Most horse racing fans would be familiar with Royal Ascot, the Breeders Cup, Kentucky Derby, Melbourne Cup, Dubai World Cup, Japan Cup and even racing on the frozen lake in St Moritz, Switzerland.
But for a feast of all things gambling none of these gatherings hold a proverbial candle to the Cheltenham Festival a four day feast of National Hunt (jumps) racing staged in a sleepy corner of the English countryside in March every year.
The prize money may be paltry compared to some of the leading flat race meetings around the world – £4,590,000 (c$6.1 million US) spread across 28 races and the winner of the showcase Cheltenham Gold Cup will net £625,000 (c$832,000 US) – but the betting turnover is breathtaking.
Turnover in the millions
Four days of racing and 28 races, watched by 260,000 on-track racegoers will generate an estimated £500 million (c$656 million US) in betting turnover. And, unlike many countries, these bets are not exclusively fed into a tote or pari-mutuel pool system.

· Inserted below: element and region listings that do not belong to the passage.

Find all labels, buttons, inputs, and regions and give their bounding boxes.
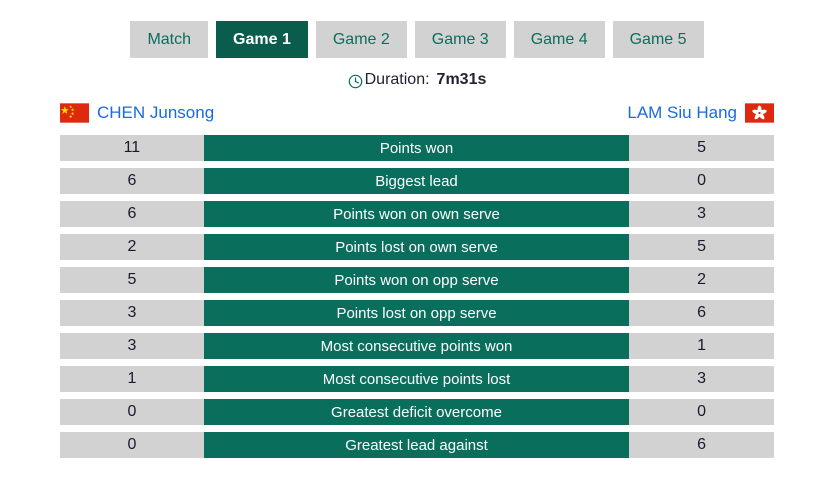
row-left-value: 11 (60, 135, 204, 161)
row-left-value: 3 (60, 300, 204, 326)
row-stat-label: Points won on own serve (204, 201, 629, 227)
row-right-value: 1 (629, 333, 774, 359)
row-right-value: 0 (629, 168, 774, 194)
row-right-value: 5 (629, 135, 774, 161)
table-row: 6 Points won on own serve 3 (60, 201, 774, 227)
table-row: 5 Points won on opp serve 2 (60, 267, 774, 293)
row-stat-label: Points won on opp serve (204, 267, 629, 293)
player-right[interactable]: LAM Siu Hang (627, 103, 774, 123)
china-flag-icon (60, 103, 89, 123)
row-right-value: 3 (629, 201, 774, 227)
row-stat-label: Points lost on opp serve (204, 300, 629, 326)
tab-game-1[interactable]: Game 1 (216, 21, 308, 58)
row-right-value: 5 (629, 234, 774, 260)
hong-kong-flag-icon (745, 103, 774, 123)
row-left-value: 6 (60, 168, 204, 194)
tab-game-2[interactable]: Game 2 (316, 21, 407, 58)
row-stat-label: Most consecutive points lost (204, 366, 629, 392)
player-left[interactable]: CHEN Junsong (60, 103, 214, 123)
table-row: 0 Greatest deficit overcome 0 (60, 399, 774, 425)
row-stat-label: Greatest lead against (204, 432, 629, 458)
row-left-value: 0 (60, 399, 204, 425)
player-left-name: CHEN Junsong (97, 103, 214, 123)
row-right-value: 6 (629, 300, 774, 326)
row-stat-label: Most consecutive points won (204, 333, 629, 359)
tab-game-3[interactable]: Game 3 (415, 21, 506, 58)
table-row: 3 Points lost on opp serve 6 (60, 300, 774, 326)
duration-label: Duration: (365, 71, 430, 89)
player-right-name: LAM Siu Hang (627, 103, 737, 123)
tab-game-5[interactable]: Game 5 (613, 21, 704, 58)
row-right-value: 2 (629, 267, 774, 293)
row-left-value: 3 (60, 333, 204, 359)
row-left-value: 1 (60, 366, 204, 392)
table-row: 6 Biggest lead 0 (60, 168, 774, 194)
game-tab-bar: Match Game 1 Game 2 Game 3 Game 4 Game 5 (0, 0, 834, 58)
table-row: 2 Points lost on own serve 5 (60, 234, 774, 260)
table-row: 1 Most consecutive points lost 3 (60, 366, 774, 392)
duration-line: Duration: 7m31s (0, 71, 834, 89)
row-right-value: 6 (629, 432, 774, 458)
row-left-value: 0 (60, 432, 204, 458)
table-row: 3 Most consecutive points won 1 (60, 333, 774, 359)
tab-match[interactable]: Match (130, 21, 208, 58)
tab-game-4[interactable]: Game 4 (514, 21, 605, 58)
table-row: 11 Points won 5 (60, 135, 774, 161)
stats-table: 11 Points won 5 6 Biggest lead 0 6 Point… (0, 135, 834, 458)
players-header: CHEN Junsong LAM Siu Hang (0, 101, 834, 125)
row-right-value: 0 (629, 399, 774, 425)
row-stat-label: Points lost on own serve (204, 234, 629, 260)
row-stat-label: Greatest deficit overcome (204, 399, 629, 425)
row-stat-label: Biggest lead (204, 168, 629, 194)
row-left-value: 6 (60, 201, 204, 227)
row-right-value: 3 (629, 366, 774, 392)
clock-icon (348, 74, 363, 89)
row-stat-label: Points won (204, 135, 629, 161)
duration-value: 7m31s (437, 71, 487, 89)
row-left-value: 5 (60, 267, 204, 293)
table-row: 0 Greatest lead against 6 (60, 432, 774, 458)
row-left-value: 2 (60, 234, 204, 260)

In fact, you can bet on race winners and other associated outcomes up to a year before proceedings get underway courtesy of ante post betting markets which can see you enjoy far bigger Cheltenham betting odds about your selections than those available on race day. Cheltenham ante post betting offers 2019 could have seen you take odds of 20/1 about Apples Jade who is now just 2/1 to win one of Cheltenham’s four ‘championship’ races, the Champion Hurdle.
Those ‘other associated outcomes’ include betting on which country, Great Britain or Ireland’, will win the most races. For the record Ireland did so for the first time in 2017 and repeated the trick in 2018. You can also bet on which jockey will be the most successful during the Festival, similarly the top trainer and top owner.

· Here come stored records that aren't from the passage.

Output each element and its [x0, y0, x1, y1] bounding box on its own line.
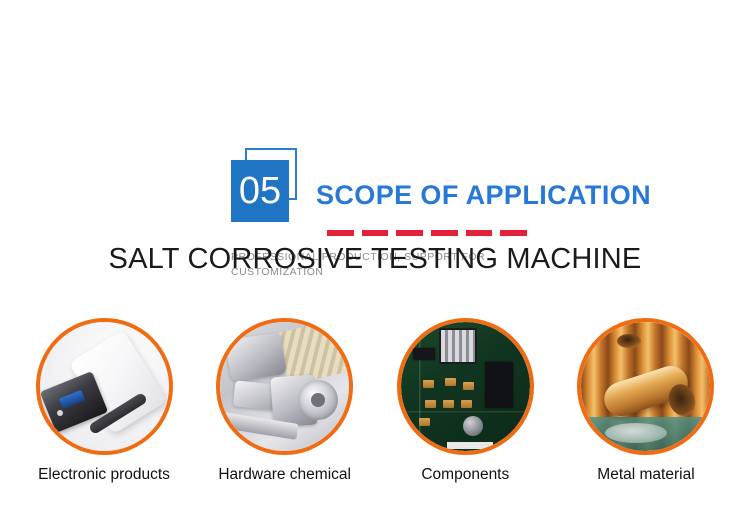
- section-title: SCOPE OF APPLICATION: [316, 180, 651, 211]
- application-card-hardware-chemical: Hardware chemical: [197, 318, 373, 484]
- divider-dash: [466, 230, 493, 236]
- divider-dash: [431, 230, 458, 236]
- copper-tubes-photo-icon: [581, 322, 710, 451]
- circle-image-metal-material: [577, 318, 714, 455]
- electronics-photo-icon: [40, 322, 169, 451]
- circle-image-hardware-chemical: [216, 318, 353, 455]
- circuit-board-photo-icon: [401, 322, 530, 451]
- application-card-metal-material: Metal material: [558, 318, 734, 484]
- card-label: Electronic products: [38, 466, 170, 484]
- red-dashed-divider: [327, 230, 527, 236]
- card-label: Metal material: [597, 466, 694, 484]
- divider-dash: [396, 230, 423, 236]
- divider-dash: [500, 230, 527, 236]
- circle-image-components: [397, 318, 534, 455]
- circle-image-electronic-products: [36, 318, 173, 455]
- page-title: SALT CORROSIVE TESTING MACHINE: [0, 243, 750, 276]
- divider-dash: [327, 230, 354, 236]
- application-card-row: Electronic products Hardware chemical: [16, 318, 734, 498]
- application-card-electronic-products: Electronic products: [16, 318, 192, 484]
- hardware-parts-photo-icon: [220, 322, 349, 451]
- card-label: Hardware chemical: [218, 466, 351, 484]
- section-header: 05 SCOPE OF APPLICATION PROFESSIONAL PRO…: [0, 70, 750, 220]
- slide-root: 05 SCOPE OF APPLICATION PROFESSIONAL PRO…: [0, 0, 750, 526]
- section-number-badge: 05: [231, 148, 299, 226]
- card-label: Components: [421, 466, 509, 484]
- application-card-components: Components: [377, 318, 553, 484]
- badge-number-text: 05: [231, 160, 289, 222]
- divider-dash: [362, 230, 389, 236]
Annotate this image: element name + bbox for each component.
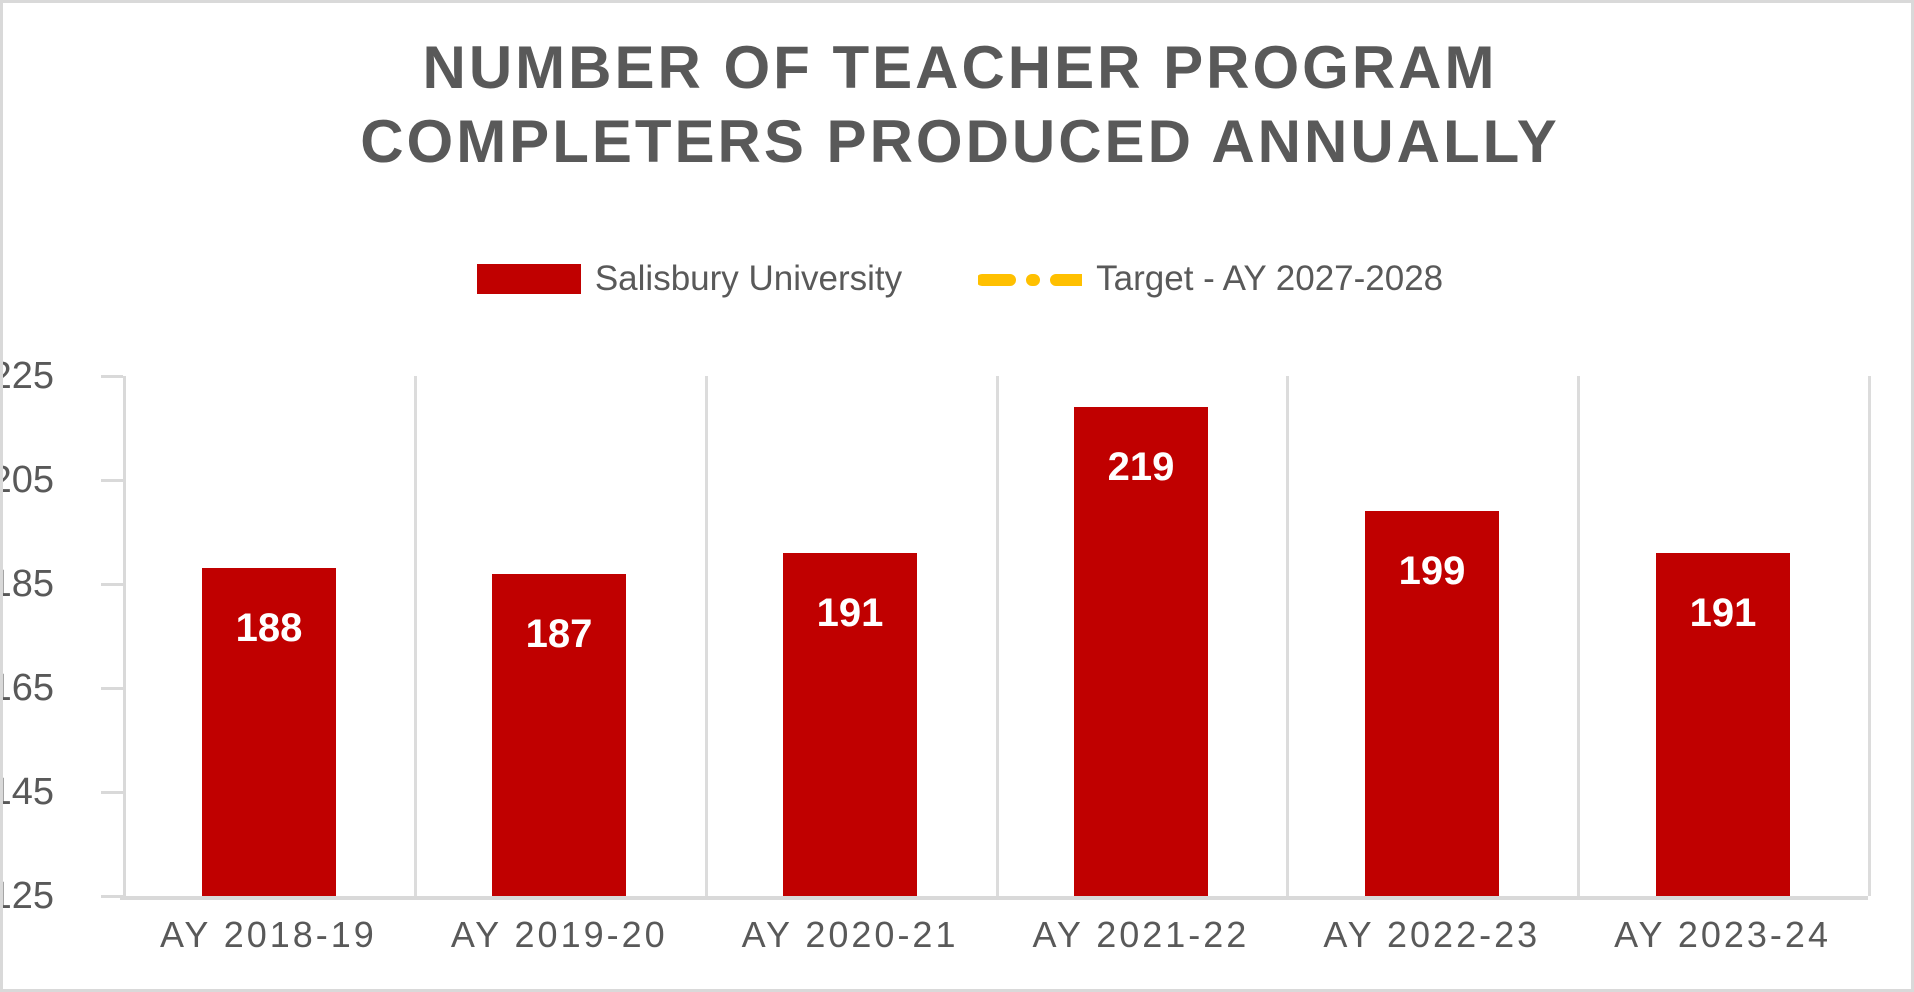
y-axis-tick-label: 205 (0, 461, 54, 499)
bar[interactable]: 219 (1074, 407, 1208, 896)
legend-dash-dot-line-icon (978, 264, 1082, 294)
x-axis-line (120, 896, 1868, 900)
bar-value-label: 219 (1074, 447, 1208, 487)
legend-bar-swatch-icon (477, 264, 581, 294)
bar[interactable]: 187 (492, 574, 626, 896)
x-axis-label: AY 2021-22 (995, 913, 1286, 963)
x-axis-label: AY 2020-21 (705, 913, 996, 963)
y-axis-tick-label: 225 (0, 357, 54, 395)
bars-layer: 188187191219199191 (123, 376, 1868, 896)
y-axis-tick-label: 125 (0, 877, 54, 915)
chart-container: NUMBER OF TEACHER PROGRAM COMPLETERS PRO… (0, 0, 1914, 992)
y-axis-tick (101, 479, 123, 482)
chart-legend: Salisbury University Target - AY 2027-20… (3, 261, 1914, 297)
y-axis-tick (101, 375, 123, 378)
y-axis-tick-label: 185 (0, 565, 54, 603)
x-axis-label: AY 2022-23 (1286, 913, 1577, 963)
bar[interactable]: 199 (1365, 511, 1499, 896)
chart-title: NUMBER OF TEACHER PROGRAM COMPLETERS PRO… (3, 31, 1914, 179)
x-axis-labels: AY 2018-19AY 2019-20AY 2020-21AY 2021-22… (123, 913, 1868, 963)
x-axis-label: AY 2019-20 (414, 913, 705, 963)
bar[interactable]: 191 (1656, 553, 1790, 896)
bar-value-label: 188 (202, 608, 336, 648)
x-axis-label: AY 2023-24 (1577, 913, 1868, 963)
bar[interactable]: 191 (783, 553, 917, 896)
bar-value-label: 187 (492, 614, 626, 654)
legend-item-target[interactable]: Target - AY 2027-2028 (978, 261, 1443, 297)
legend-item-label: Salisbury University (595, 261, 902, 297)
y-axis-tick (101, 687, 123, 690)
y-axis-tick (101, 895, 123, 898)
legend-item-label: Target - AY 2027-2028 (1096, 261, 1443, 297)
bar-value-label: 191 (783, 593, 917, 633)
bar-value-label: 191 (1656, 593, 1790, 633)
bar[interactable]: 188 (202, 568, 336, 896)
category-separator (1868, 376, 1871, 896)
y-axis-tick (101, 791, 123, 794)
legend-item-salisbury-university[interactable]: Salisbury University (477, 261, 902, 297)
bar-value-label: 199 (1365, 551, 1499, 591)
y-axis-tick-label: 165 (0, 669, 54, 707)
y-axis-tick-label: 145 (0, 773, 54, 811)
x-axis-label: AY 2018-19 (123, 913, 414, 963)
plot-area: 225205185165145125 188187191219199191 (123, 376, 1868, 896)
y-axis-tick (101, 583, 123, 586)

But it is not just the gambling that sets the Cheltenham Festival apart. There is a smorgasbord of contests on offer with just one ‘flat’ race and 26 others contests over hurdles and the much larger and spectacular ‘chase’ fences. For a true spectacle there is even a cross-country race whose course features banks, hedges, water jumps, hurdles and fences.

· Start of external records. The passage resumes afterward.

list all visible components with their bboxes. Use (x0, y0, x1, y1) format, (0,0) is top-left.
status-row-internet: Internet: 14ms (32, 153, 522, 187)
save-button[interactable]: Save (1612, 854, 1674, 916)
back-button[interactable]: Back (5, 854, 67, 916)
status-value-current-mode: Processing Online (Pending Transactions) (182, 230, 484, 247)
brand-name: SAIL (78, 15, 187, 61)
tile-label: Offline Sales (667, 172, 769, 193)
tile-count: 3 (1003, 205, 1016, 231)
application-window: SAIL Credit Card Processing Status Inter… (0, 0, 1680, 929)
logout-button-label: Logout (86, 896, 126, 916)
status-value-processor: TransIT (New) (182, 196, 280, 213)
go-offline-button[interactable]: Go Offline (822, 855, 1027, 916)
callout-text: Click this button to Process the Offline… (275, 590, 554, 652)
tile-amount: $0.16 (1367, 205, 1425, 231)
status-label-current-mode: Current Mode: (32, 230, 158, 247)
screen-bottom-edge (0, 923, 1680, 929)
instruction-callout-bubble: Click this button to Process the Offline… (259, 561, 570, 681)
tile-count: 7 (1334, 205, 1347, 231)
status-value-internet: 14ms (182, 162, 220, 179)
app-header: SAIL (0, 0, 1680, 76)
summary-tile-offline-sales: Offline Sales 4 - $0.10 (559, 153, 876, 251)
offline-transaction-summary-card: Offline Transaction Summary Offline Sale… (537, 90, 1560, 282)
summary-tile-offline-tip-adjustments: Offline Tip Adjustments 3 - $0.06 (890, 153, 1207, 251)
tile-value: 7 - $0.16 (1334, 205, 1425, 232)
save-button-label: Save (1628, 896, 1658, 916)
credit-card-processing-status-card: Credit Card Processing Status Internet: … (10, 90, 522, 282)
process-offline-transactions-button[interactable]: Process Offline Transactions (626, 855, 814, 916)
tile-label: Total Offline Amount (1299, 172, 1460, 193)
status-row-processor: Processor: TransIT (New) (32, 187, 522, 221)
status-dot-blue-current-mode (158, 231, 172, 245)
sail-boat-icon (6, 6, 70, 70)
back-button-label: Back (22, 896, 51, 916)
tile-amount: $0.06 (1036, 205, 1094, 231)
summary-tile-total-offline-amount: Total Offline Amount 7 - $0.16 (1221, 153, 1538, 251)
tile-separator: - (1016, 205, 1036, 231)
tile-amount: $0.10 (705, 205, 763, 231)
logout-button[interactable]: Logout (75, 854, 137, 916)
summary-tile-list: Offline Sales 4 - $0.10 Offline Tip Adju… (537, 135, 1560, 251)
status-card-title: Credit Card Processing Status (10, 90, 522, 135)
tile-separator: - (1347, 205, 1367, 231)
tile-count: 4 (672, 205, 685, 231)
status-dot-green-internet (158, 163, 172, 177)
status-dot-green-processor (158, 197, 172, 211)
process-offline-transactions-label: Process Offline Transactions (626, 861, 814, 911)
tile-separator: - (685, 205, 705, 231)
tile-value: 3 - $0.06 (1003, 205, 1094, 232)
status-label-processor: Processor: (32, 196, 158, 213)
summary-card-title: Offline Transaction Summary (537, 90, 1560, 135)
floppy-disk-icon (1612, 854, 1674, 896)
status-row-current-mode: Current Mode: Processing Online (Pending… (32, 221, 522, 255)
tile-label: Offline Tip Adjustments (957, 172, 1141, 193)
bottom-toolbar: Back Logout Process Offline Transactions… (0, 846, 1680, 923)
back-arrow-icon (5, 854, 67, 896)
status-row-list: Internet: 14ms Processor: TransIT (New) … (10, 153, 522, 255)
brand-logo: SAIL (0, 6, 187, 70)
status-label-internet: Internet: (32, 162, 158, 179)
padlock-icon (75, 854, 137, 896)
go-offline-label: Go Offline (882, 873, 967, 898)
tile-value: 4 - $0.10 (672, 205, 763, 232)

Race distances start at two miles and the longest contest is raced over four miles meaning the quickest races will take almost four minutes to complete and the longest will give spectators nearly nine minutes of entertainment.
And you can expect the Cheltenham Festival crowd to be in good spirits win, lose or draw. In 2015 the racecourse released figures which showed 265,000 pints of Guinness were drunk during that year’s Festival along with 120,000 bottles of wine and 20,000 bottles of champagne.
Some public disturbances since, mostly good hearted with incidents including a pair of female models flashing at racegoers, the track no longer boasts about the drinking habits of its attendees. They have become so socially responsible racegoers are restricted to the purchase of just four drinks when visiting the tracks numerous bars many of which are named after the courses most famous winners.
They include See You Then, a three time Champion Hurdle winner, Best Mate who won the Gold Cup three times and Big Bucks who landed the three-mile ‘Stayers Hurdle’ on four occasions.